Carlos’s HbA1c had been above 10.2% for the last three clinic visits. We were frustrated because he was 16 years old, had a great personality and knew a lot about diabetes management. Every time he came to clinic without his blood-sugar records, he would promise to bring them next time and also promised to get his HbA1c down. It was hard not to believe him because he was such a nice guy.
When the team I was working with at the time sat down to figure out how we could best help Carlos and get him more motivated, it became clear that no one had ever met his father. His mother always brought him to clinic.
Carlos had switched over from another clinic and, since he was so knowledgeable and personable, we just thought that he would “turn around” soon—that it was just a phase he was going through. However, with these consistently high numbers, we decided it was time to schedule a clinic visit for the whole family.
I called Carlos’s home and spoke with his mother, who had been beside herself worrying about his numbers. I said that I wanted to schedule a family session the next week where we would all figure out a plan. I said it was essential that his father come too. Carlos’s mother wasn’t sure if Carlos’s father could make it, but she would tell him. I told her that we wouldn’t have the session without him and that I would be happy to talk with him if she felt that would help.
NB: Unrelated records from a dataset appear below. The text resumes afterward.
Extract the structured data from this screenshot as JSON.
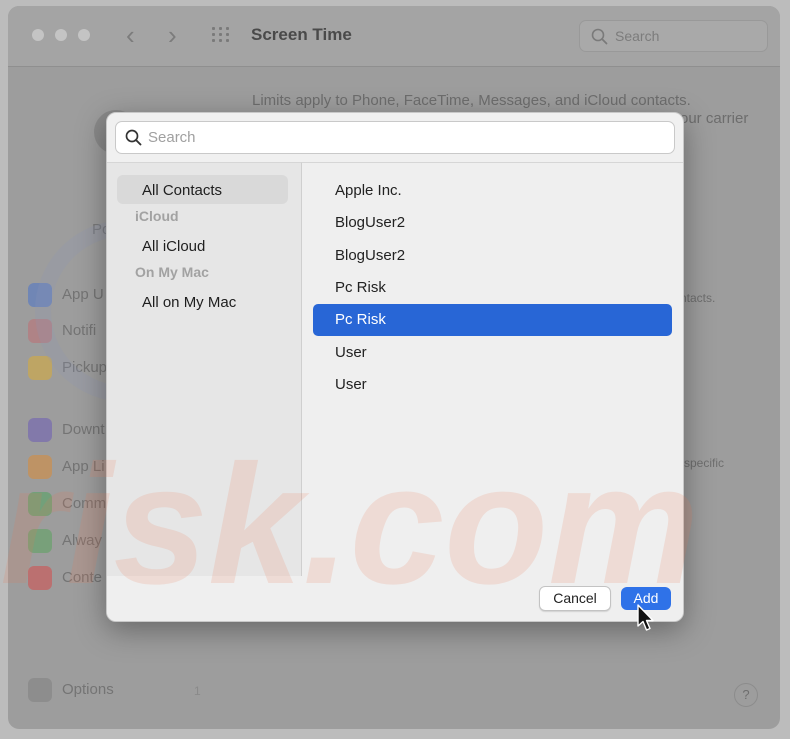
{
  "window": {
    "title": "Screen Time",
    "search_placeholder": "Search"
  },
  "background": {
    "limits_text": "Limits apply to Phone, FaceTime, Messages, and iCloud contacts.",
    "carrier_fragment": "our carrier",
    "contacts_fragment": "ntacts.",
    "specific_fragment": "specific",
    "po_fragment": "Po",
    "options_label": "Options",
    "options_count": "1",
    "help_label": "?",
    "sidebar_items": [
      {
        "label": "App U",
        "color": "#4a73c9"
      },
      {
        "label": "Notifi",
        "color": "#d2545b"
      },
      {
        "label": "Pickup",
        "color": "#d8ab35"
      },
      {
        "label": "Downt",
        "color": "#6c5bb5"
      },
      {
        "label": "App Li",
        "color": "#d98a37"
      },
      {
        "label": "Comm",
        "color": "#4fa35c"
      },
      {
        "label": "Alway",
        "color": "#5aa35c"
      },
      {
        "label": "Conte",
        "color": "#d34b4b"
      }
    ]
  },
  "watermark": {
    "line1": "PC",
    "line2": "risk.com"
  },
  "picker": {
    "search_placeholder": "Search",
    "sidebar": [
      {
        "type": "item",
        "label": "All Contacts",
        "selected": true
      },
      {
        "type": "header",
        "label": "iCloud"
      },
      {
        "type": "item",
        "label": "All iCloud"
      },
      {
        "type": "header",
        "label": "On My Mac"
      },
      {
        "type": "item",
        "label": "All on My Mac"
      }
    ],
    "contacts": [
      {
        "label": "Apple Inc."
      },
      {
        "label": "BlogUser2"
      },
      {
        "label": "BlogUser2"
      },
      {
        "label": "Pc Risk"
      },
      {
        "label": "Pc Risk",
        "selected": true
      },
      {
        "label": "User"
      },
      {
        "label": "User"
      }
    ],
    "cancel_label": "Cancel",
    "add_label": "Add"
  },
  "colors": {
    "selection": "#2866d6",
    "add_button": "#2f72e8"
  }
}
Everyone, including Carlos’s father, showed up for the session, and it was great that they did. After making it clear to the father that it seemed to me that both his wife and son needed his help in turning the situation around, he said that nobody had ever really taken the time or made the effort to make it clear just how needed he was. He also said he had not been educated about diabetes management.
As Carlos’s father was speaking, his wife began to cry. When I asked why she was crying, she said that she had wanted his help for such a long time but didn’t know how to ask for it. The father then took his wife’s hands and also began to cry. He suddenly realized how alone and frustrated his wife had been feeling.
Arrangements were made to educate Carlos’s father while the mother and Carlos were in the room so that everyone would be sure to have heard the same information. I also discussed how the parents needed to work together to get Carlos to adhere to his diabetes management. It was as if Carlos’s misbehavior in diabetes had been an indirect way of helping mom to get dad more involved.
After several combined educational and family-therapy sessions, Carlos was doing at least four BG tests per day. In addition, he was also recording the results and responsibly discussing his diabetes management with both mom and dad on a weekly basis.
It was moving to hear and see mom talk about how relieved she felt about the change. It brought tears to my eyes when I saw the father put his arm around Carlos’s shoulder, talk about how much he loved his son and express how grateful he was that he had become so much more involved in such an important part of his life. It was healing for me to watch, as that was something that I missed growing up with diabetes—that arm around the shoulder.
Within six months Carlos’s HbA1c came down to 6.9%.
Working with Children and Families with Diabetes
As a nurse educator and family therapist, I have two main treatment goals when working with children and families with diabetes:
- Teach the entire family enough about practical management (i.e., trips, sleeping late, committing dietary indiscretions, etc.) that they can successfully integrate diabetes into their lifestyle.
- Help them cope emotionally so that their life after the diagnosis looks and feels as close as possible to what it was before the diagnosis.